Et pourquoi être fiers d’être marseillais ?
Fiers d’être Marseillais ! Ah bon ! Et pourquoi ?
Dix-sept ans de vaches maigres.
Et, enfin, en cet an de grâce 2010, la délivrance.
L’OM qui gagne la Coupe de la Ligue.
Plus, dans la foulée, le championnat de France.
Jouez hautbois, résonnez musette.
Feux d’artifice, confirmation, urbi et orbi, qu’on encule tout à la fois les Lyonnais et les Parisiens.
Prise de risque maximale avec plongeon dans les eaux sales du Vieux-Port.
Plus quelques gifles échangées et quelques poubelles brûlées sous les volées de grenades lacrymogènes.
Histoire de rester dans cette tradition qui dure depuis que Protis a rencontré Gyptis dans la cour d’honneur du Vélodrome après un match entre l’AEK Athènes et l’Olympique Massaliote.
Evidemment une fête ne se conçoit pas sans quelques banderoles.
Il en est une qui me donne des boutons, celle qui dit : « Fiers d’être Marseillais ».
Je n’aime pas ce slogan.
« Maillot jaune du nombre de chômeurs »
Je veux bien admettre que le Stade Vélodrome, dont on me dit qu’il réunit toutes les classes sociales, reste le seul endroit où Marseille gagne encore.
Encore que je doute que les abonnés de la tribune Jean-Bouin partagent les mêmes valeurs que les abonnés des virages Sud et Nord ?
Donc, je le dis et je le répète, je n’aime pas le slogan « fiers d’être Marseillais »,
Pour mille et une bonnes raisons.
D’abord et surtout parce qu’il réduit Marseille à une simple équipe de football.
L’explication, je vous l’accorde, est un peu courte.
Alors, comme j’aime que les choses soient claires, je vais m’expliquer avec les supporters.
Même avec celui qui, sur l’antenne de France Bleu Provence m’a expliqué, sans rire évidemment, qu’il était Sénégalais, qu’il vivait à Châteauroux et qu’il était, ça coule de source, fier d’être Marseillais.

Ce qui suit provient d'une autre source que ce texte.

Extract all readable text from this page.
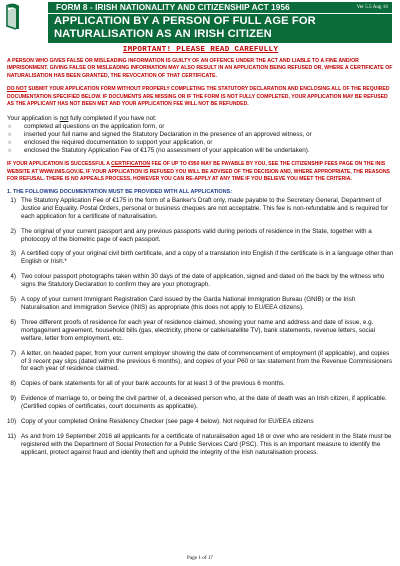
FORM 8 - IRISH NATIONALITY AND CITIZENSHIP ACT 1956	Ver 5.5 Aug 16
APPLICATION BY A PERSON OF FULL AGE FOR
NATURALISATION AS AN IRISH CITIZEN
IMPORTANT! PLEASE READ CAREFULLY
A PERSON WHO GIVES FALSE OR MISLEADING INFORMATION IS GUILTY OF AN OFFENCE UNDER THE ACT AND LIABLE TO A FINE AND/OR IMPRISONMENT. GIVING FALSE OR MISLEADING INFORMATION MAY ALSO RESULT IN AN APPLICATION BEING REFUSED OR, WHERE A CERTIFICATE OF NATURALISATION HAS BEEN GRANTED, THE REVOCATION OF THAT CERTIFICATE.
DO NOT SUBMIT YOUR APPLICATION FORM WITHOUT PROPERLY COMPLETING THE STATUTORY DECLARATION AND ENCLOSING ALL OF THE REQUIRED DOCUMENTATION SPECIFIED BELOW. IF DOCUMENTS ARE MISSING OR IF THE FORM IS NOT FULLY COMPLETED, YOUR APPLICATION MAY BE REFUSED AS THE APPLICANT HAS NOT BEEN MET AND YOUR APPLICATION FEE WILL NOT BE REFUNDED.
Your application is not fully completed if you have not:
○	completed all questions on the application form, or
○	inserted your full name and signed the Statutory Declaration in the presence of an approved witness, or
○	enclosed the required documentation to support your application, or
○	enclosed the Statutory Application Fee of €175 (no assessment of your application will be undertaken).
IF YOUR APPLICATION IS SUCCESSFUL A CERTIFICATION FEE OF UP TO €950 MAY BE PAYABLE BY YOU, SEE THE CITIZENSHIP FEES PAGE ON THE INIS WEBSITE AT WWW.INIS.GOV.IE. IF YOUR APPLICATION IS REFUSED YOU WILL BE ADVISED OF THE DECISION AND, WHERE APPROPRIATE, THE REASONS FOR REFUSAL. THERE IS NO APPEALS PROCESS, HOWEVER YOU CAN RE-APPLY AT ANY TIME IF YOU BELIEVE YOU MEET THE CRITERIA.
1. THE FOLLOWING DOCUMENTATION MUST BE PROVIDED WITH ALL APPLICATIONS:
1) The Statutory Application Fee of €175 in the form of a Banker's Draft only, made payable to the Secretary General, Department of Justice and Equality. Postal Orders, personal or business cheques are not acceptable. This fee is non-refundable and is required for each application for a certificate of naturalisation.
2) The original of your current passport and any previous passports valid during periods of residence in the State, together with a photocopy of the biometric page of each passport.
3) A certified copy of your original civil birth certificate, and a copy of a translation into English if the certificate is in a language other than English or Irish.*
4) Two colour passport photographs taken within 30 days of the date of application, signed and dated on the back by the witness who signs the Statutory Declaration to confirm they are your photograph.
5) A copy of your current Immigrant Registration Card issued by the Garda National Immigration Bureau (GNIB) or the Irish Naturalisation and Immigration Service (INIS) as appropriate (this does not apply to EU/EEA citizens).
6) Three different proofs of residence for each year of residence claimed, showing your name and address and date of issue, e.g. mortgage/rent agreement, household bills (gas, electricity, phone or cable/satellite TV), bank statements, revenue letters, social welfare, letter from employment, etc.
7) A letter, on headed paper, from your current employer showing the date of commencement of employment (if applicable), and copies of 3 recent pay slips (dated within the previous 6 months), and copies of your P60 or tax statement from the Revenue Commissioners for each year of residence claimed.
8) Copies of bank statements for all of your bank accounts for at least 3 of the previous 6 months.
9) Evidence of marriage to, or being the civil partner of, a deceased person who, at the date of death was an Irish citizen, if applicable. (Certified copies of certificates, court documents as applicable).
10) Copy of your completed Online Residency Checker (see page 4 below). Not required for EU/EEA citizens
11) As and from 19 September 2016 all applicants for a certificate of naturalisation aged 18 or over who are resident in the State must be registered with the Department of Social Protection for a Public Services Card (PSC). This is an important measure to identify the applicant, protect against fraud and identity theft and uphold the integrity of the Irish naturalisation process.
Page 1 of 17
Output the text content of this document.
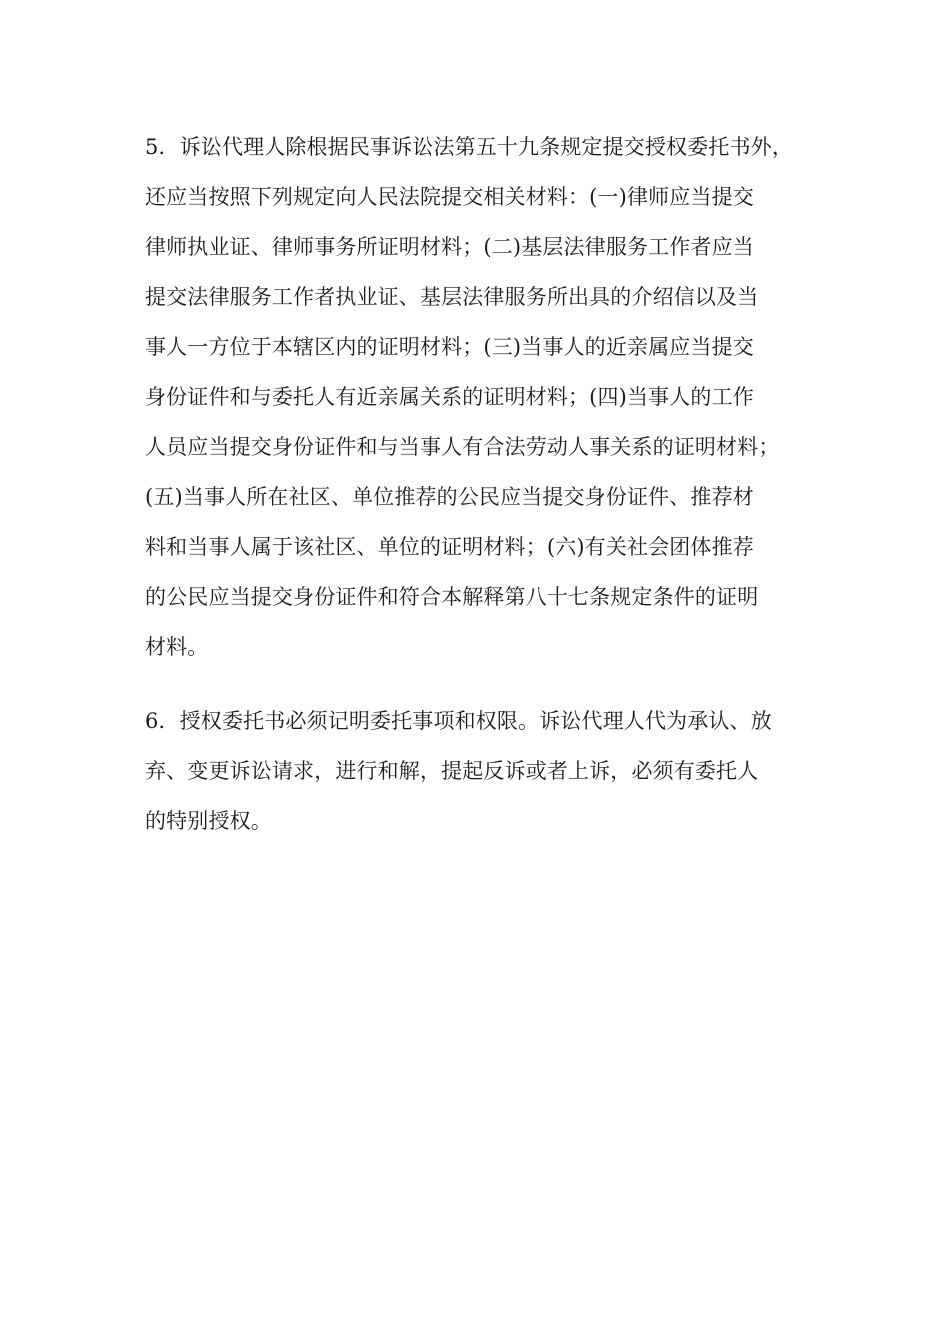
5．诉讼代理人除根据民事诉讼法第五十九条规定提交授权委托书外，
还应当按照下列规定向人民法院提交相关材料：(一)律师应当提交
律师执业证、律师事务所证明材料；(二)基层法律服务工作者应当
提交法律服务工作者执业证、基层法律服务所出具的介绍信以及当
事人一方位于本辖区内的证明材料；(三)当事人的近亲属应当提交
身份证件和与委托人有近亲属关系的证明材料；(四)当事人的工作
人员应当提交身份证件和与当事人有合法劳动人事关系的证明材料；
(五)当事人所在社区、单位推荐的公民应当提交身份证件、推荐材
料和当事人属于该社区、单位的证明材料；(六)有关社会团体推荐
的公民应当提交身份证件和符合本解释第八十七条规定条件的证明
材料。
6．授权委托书必须记明委托事项和权限。诉讼代理人代为承认、放
弃、变更诉讼请求，进行和解，提起反诉或者上诉，必须有委托人
的特别授权。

On peut, légitimement, après le double succès des footballeurs olympiens être fiers d’être supporter de l’OM.
A ce titre, comme beaucoup d’autres et sans tomber dans l’excès, j’en suis assez fier.
Mais pour autant, au lendemain de victoire de l’OM, dois-je être fier d’être Marseillais ?
Je réponds non.
Je serai fier d’être Marseillais le jour où Marseille sera enfin une ville propre.
Lorsque la nuit, je pourrai me balader dans les rues de la ville en toute sécurité.
Lorsque la ville n’aura plus le maillot jaune du nombre de chômeurs.
Enfin, lorsque Marseille redeviendra une cité économiquement viable. Comme autrefois lorsque la ville vivait de sa réparation navale, de son port de commerce, de ses huileries et de ses briqueteries.
Je serai fier d’être Marseillais si, fin 2013, le bilan de l’année de la culture européenne est jugé, ici et surtout ailleurs, globalement positif.
« Où voyez-vous Marseille dans l’OM ? »
Pour le reste je pose une question.
Peut-on vraiment dire « OM-Marseille » même combat ?
Je ne le crois pas.
Où donc voyez-vous Marseille dans un club dont aujourd’hui la patronne est russe, née à St-Petersbourg et résidente suisse, dont les dirigeants, dans leur grande majorité, sont parisiens, dont l’entraîneur est basque et dont les joueurs sont venus d’ailleurs ?
Pensez-vous vraiment que les tifosi de l’Inter de Milan, une équipe sans un Italien et dont l’entraîneur est portugais, se disent fiers d’être Italiens ?
Pour fêter un triplé, championnat, coupe d’Italie, Ligue des Champions, ils se vantent d’être d’abord et surtout Interistes.
Ils auraient trop peur en disant fiers d’être Milanais qu’on les confonde avec les supporters du Milan AC. Et à l’inverse, pensez-vous que les supporters du Milan se disent fiers d’être Milanais après les triomphes de l’Inter ?
Alors, mesdames et messieurs, je vous le dis comme je le pense.
Fier d’être supporter de l’OM, d’accord.
Fier d’être Marseillais, par le biais de l’OM, non.
C’est un non-sens.
Et j’ai une sainte horreur des non-sens.